In this context, the aim of the Peach-Rot Ideotype Modelling (PRIMo) project is to build-up a tool to conceive innovative management strategies that optimize genotype x environment x practices interactions to limit peach fruit contamination by brown rot while keeping or improving fruit quality. In the present case-study, we focus on the design of genetic material (ideotypes), performing virtual experiments for a given set of cultural practices and a specific environment. We used the ‘Virtual Fruit’ (Génard et al., 2007; Génard, Bertin, Gautier, Lescourret, & Quilot, 2010; Lescourret & Génard, 2005), a process-based model which simulates peach growth, to perform virtual experiments. The outputs of the ‘Virtual Fruit’ considered in this work are three fruit traits: fruit fresh mass, sugar concentration and skin density of cracks. The challenge is to design peach ideotypes that satisfy the requirement of high fruit quality (increasing fresh fruit mass and sweetness) and low sensitivity to brown rot (decreasing skin density of cracks).

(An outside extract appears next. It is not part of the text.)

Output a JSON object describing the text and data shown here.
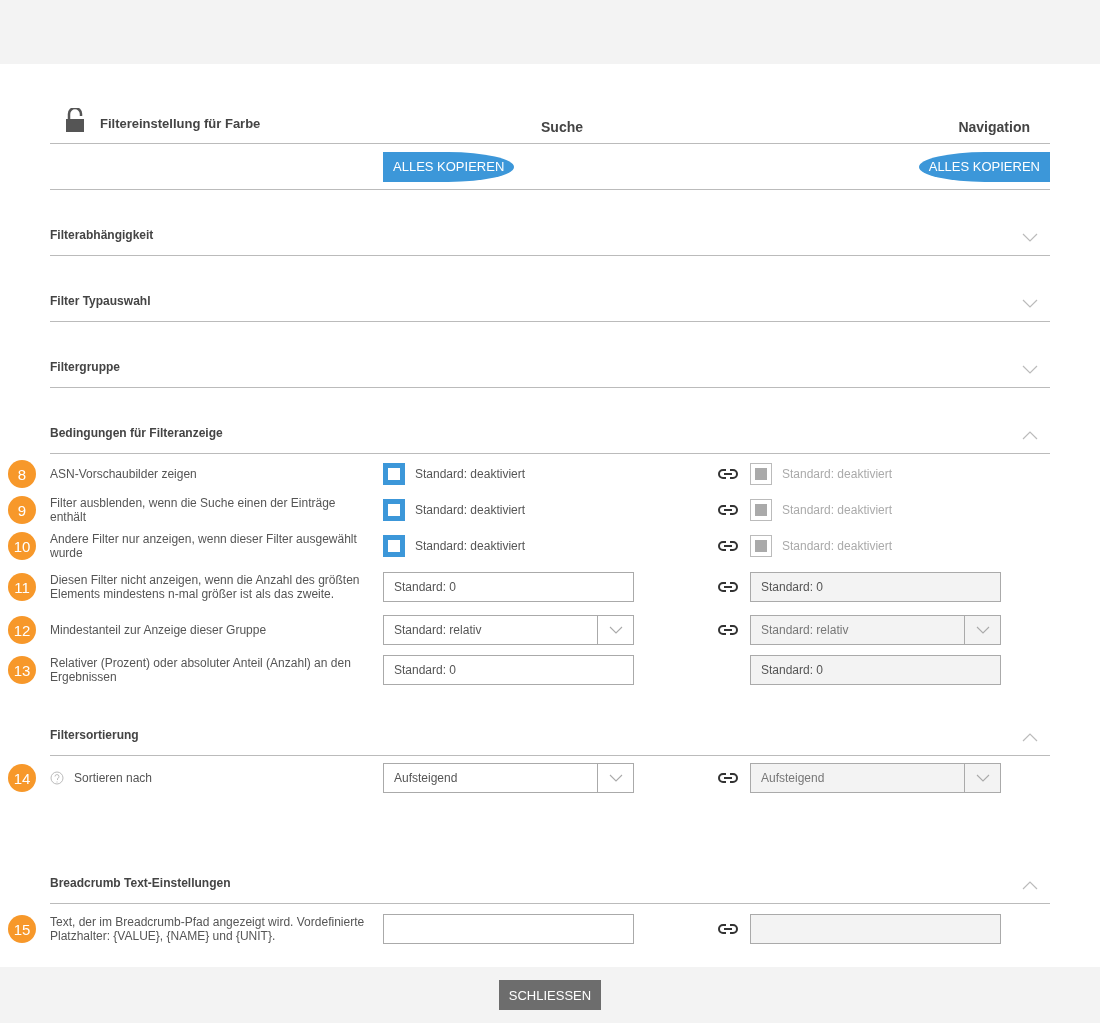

This is a multi-objective optimization problem with nonlinear and conflicting criteria each being in a predefined bracket. Authors have used different ways to cope with multiple objectives. One of the most widely used methods for solving multi-objective optimization problems is to define one overall objective as the weighted sum of the multiple objectives considered. This approach has been used in agriculture (Amador, Sumpsi, & Romero, 1998; Gomez-Limon, Riesgo, & Arriaza, 2004) and forestry (Ananda & Herath, 2005). The Pareto methods are another way to deal with multiple objectives, as recently employed by (Letort et al., 2008; Qi, Ma, Hu, de Reffye, & Cournede, 2010; Quilot-Turion et al., 2012). Unfortunately, these approaches focus on the generation of the true Pareto front and disregard the decision making step since all criteria are considered to be of same importance (Coello, Veldhuizen, & Lamont, 2007).